Berita Terbaru – Melihat beberapa negara di eropa sudah banyak yang mengambil tindakan perihal virus mematikan ini. Kini Gilaran Negeri kincir angin belanda. Pemerintah Belanda menyediakan pendekatan yang diidentifikasi dengan menghadapi infeksi Covid-19 Pandemic atau Corona. Salah satunya adalah strategi yang menyangkal orang pergi ke bistro untuk menutupnya.

Akhirnnya Pemerintah Belanda Ambil Tindakan Tegas Untuk Menekan Angka Penyebaran Virus Mematikan Ini

Mengumumkan dari DailyMail, seakan tidak putus asa dengan pembatasan minum espresso ke bar, pecandu maryjane benar-benar mengatur untuk mendapatkan panci untuk keperluan di rumah. Mau tidak mau mereka harus lakukan kegiatan di rumah saja.
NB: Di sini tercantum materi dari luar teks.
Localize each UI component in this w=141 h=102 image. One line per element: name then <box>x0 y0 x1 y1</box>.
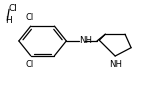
Text: Cl: Cl <box>25 60 33 69</box>
Text: Cl: Cl <box>25 13 33 22</box>
Text: NH: NH <box>109 60 122 69</box>
Text: Cl: Cl <box>8 4 17 13</box>
Text: NH: NH <box>80 36 93 45</box>
Text: H: H <box>6 16 12 25</box>
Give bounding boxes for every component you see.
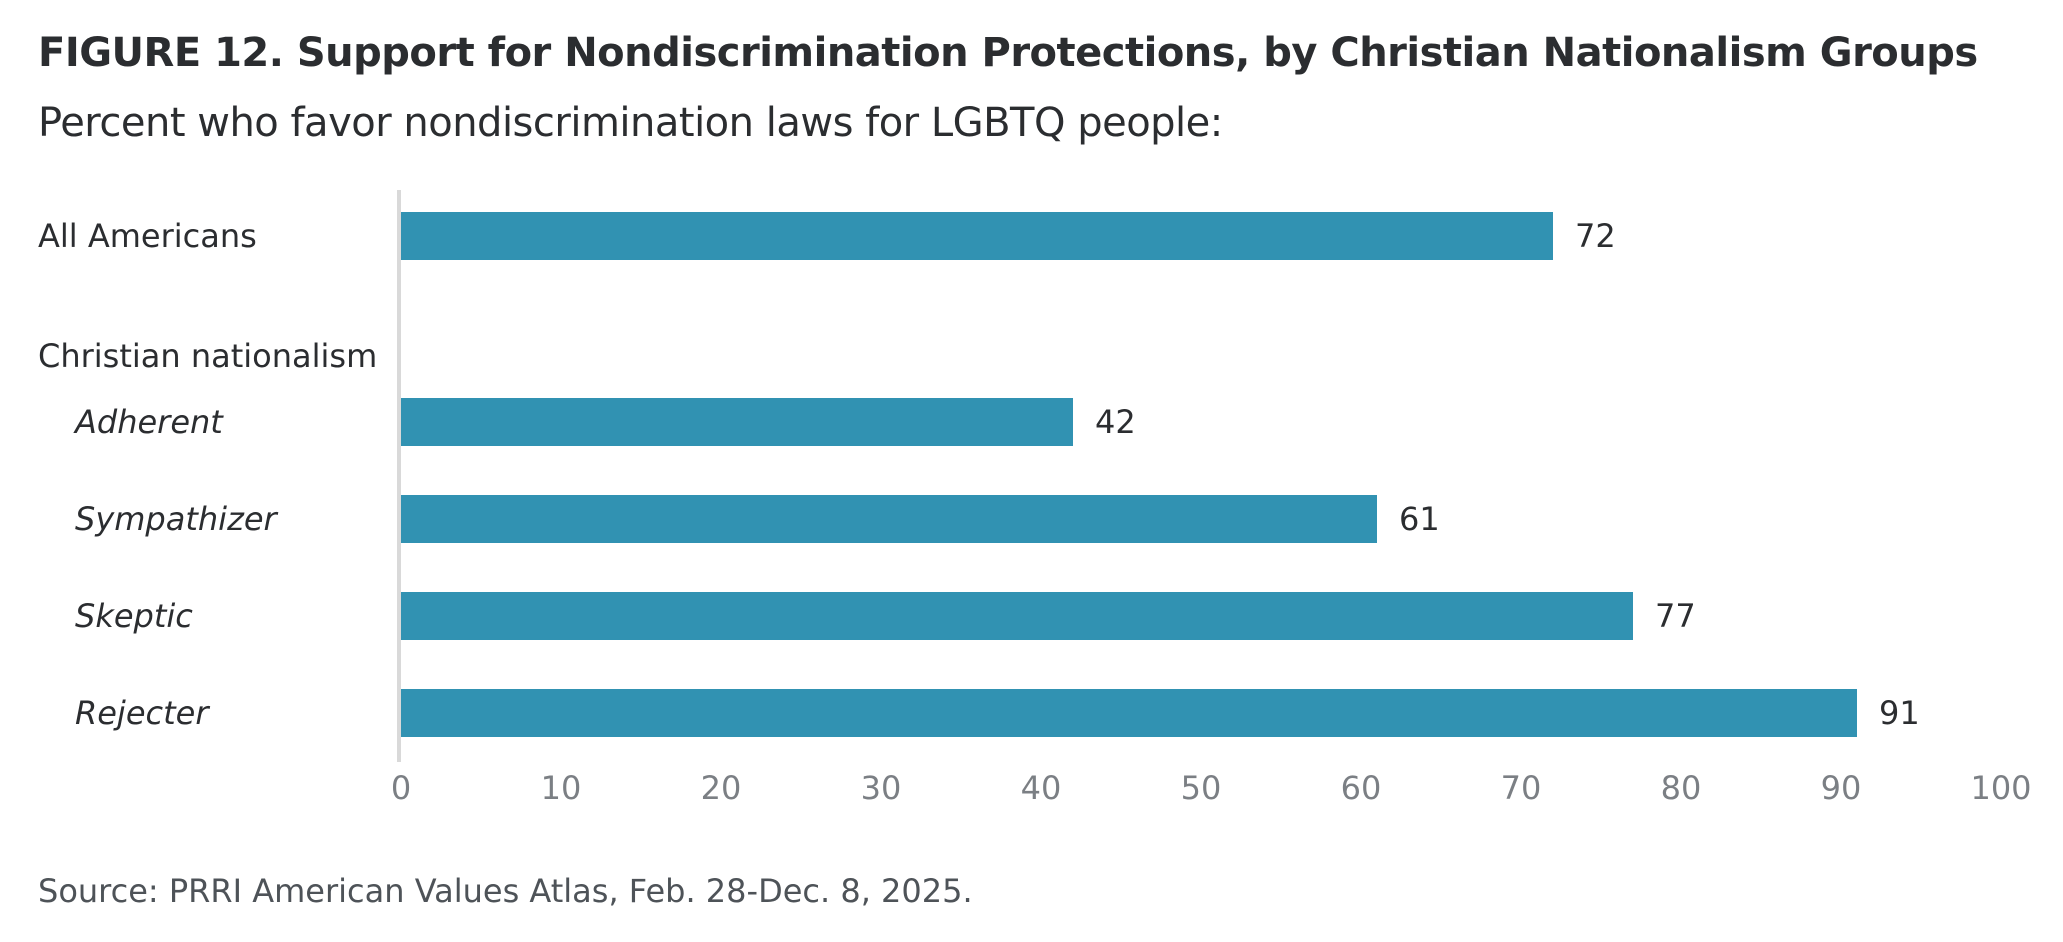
category-label: All Americans bbox=[38, 217, 257, 255]
value-label: 42 bbox=[1095, 403, 1136, 441]
x-tick-label: 60 bbox=[1341, 769, 1382, 807]
x-tick-label: 40 bbox=[1021, 769, 1062, 807]
category-labels: Christian nationalism All Americans Adhere… bbox=[38, 217, 377, 732]
bar-skeptic bbox=[401, 592, 1633, 640]
x-axis-ticks: 0 10 20 30 40 50 60 70 80 90 100 bbox=[391, 769, 2032, 807]
x-tick-label: 80 bbox=[1661, 769, 1702, 807]
category-label: Sympathizer bbox=[75, 500, 279, 538]
value-labels: 72 42 61 77 91 bbox=[1095, 217, 1920, 732]
chart-title: FIGURE 12. Support for Nondiscrimination… bbox=[38, 30, 1978, 76]
x-tick-label: 10 bbox=[541, 769, 582, 807]
category-label: Adherent bbox=[73, 403, 224, 441]
bar-adherent bbox=[401, 398, 1073, 446]
category-label: Rejecter bbox=[75, 694, 210, 732]
x-tick-label: 90 bbox=[1821, 769, 1862, 807]
x-tick-label: 70 bbox=[1501, 769, 1542, 807]
source-note: Source: PRRI American Values Atlas, Feb.… bbox=[38, 872, 973, 910]
category-label: Skeptic bbox=[75, 597, 193, 635]
value-label: 91 bbox=[1879, 694, 1920, 732]
value-label: 61 bbox=[1399, 500, 1440, 538]
x-tick-label: 100 bbox=[1970, 769, 2031, 807]
x-tick-label: 0 bbox=[391, 769, 411, 807]
group-header-label: Christian nationalism bbox=[38, 337, 377, 375]
x-tick-label: 30 bbox=[861, 769, 902, 807]
chart-subtitle: Percent who favor nondiscrimination laws… bbox=[38, 100, 1223, 146]
value-label: 72 bbox=[1575, 217, 1616, 255]
x-tick-label: 50 bbox=[1181, 769, 1222, 807]
value-label: 77 bbox=[1655, 597, 1696, 635]
bars-layer bbox=[401, 212, 1857, 737]
bar-rejecter bbox=[401, 689, 1857, 737]
bar-sympathizer bbox=[401, 495, 1377, 543]
bar-all-americans bbox=[401, 212, 1553, 260]
x-tick-label: 20 bbox=[701, 769, 742, 807]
Ini adalah efek dari kesimpulan rumah kopi. Sebagian besar, orang merokok gulma di kedai kopi, namun setelah menutup toko, mereka berubah menjadi merokok di rumah. Hal demi menekan angka penyebaran virus corona yang di eropa termasuk cukup cepat apalagi negara negara tetangga belanda ada yang sudah menerima dampak ini.

Maka dari itu kegiatan dalam rumah harus dikerjaka. “Untuk dua bulan berikutnya kita kemungkinan besar tidak akan mendapatkan gulma jadi kita harus menyimpan persediaan kita di rumah,” kata seorang pembeli ganja di Den Haag. Klien berbaris di jalur untuk mendapatkan barang, misalnya, ganja sebelum toko tutup.

Adegan-adegan yang sebanding dipertanggungjawabkan di seluruh penjuru negeri, dengan gambar-gambar garis panjang di luar kafe di ibu kota Amsterdam dan kota perguruan tinggi Utrecht yang terkenal.

“Aku tidak akan khawatir memiliki sentuhan, tetap tenang ketika kita berada di rumah untuk waktu yang lama. Mungkin lama dalam isolasi,” kata seorang wanita Irlandia yang mereferensikan namanya Hannah ketika dia mengantri di Den Haag.

“Saya sangat menonton sesi tanya jawab dengan teman saya dan setelah itu saya naik ke lantai satu dan tanpa diduga ada garis seperti 30 orang, dan kendaraan ini juga datang sekarang.”

Sebuah bistro bernama The Point di Den Haag kemarin di mana spesialis ganja mengatakan akan “menyenangkan jika ada beberapa di rumah” selama penguncian.

PM Mark Rutte pada hari Senin akan menyampaikan ceramah di TV kepada negara tersebut, yang telah mencatat 20 kematian dari penyakit Covid-19 dan 1.135 penyakit hingga saat ini.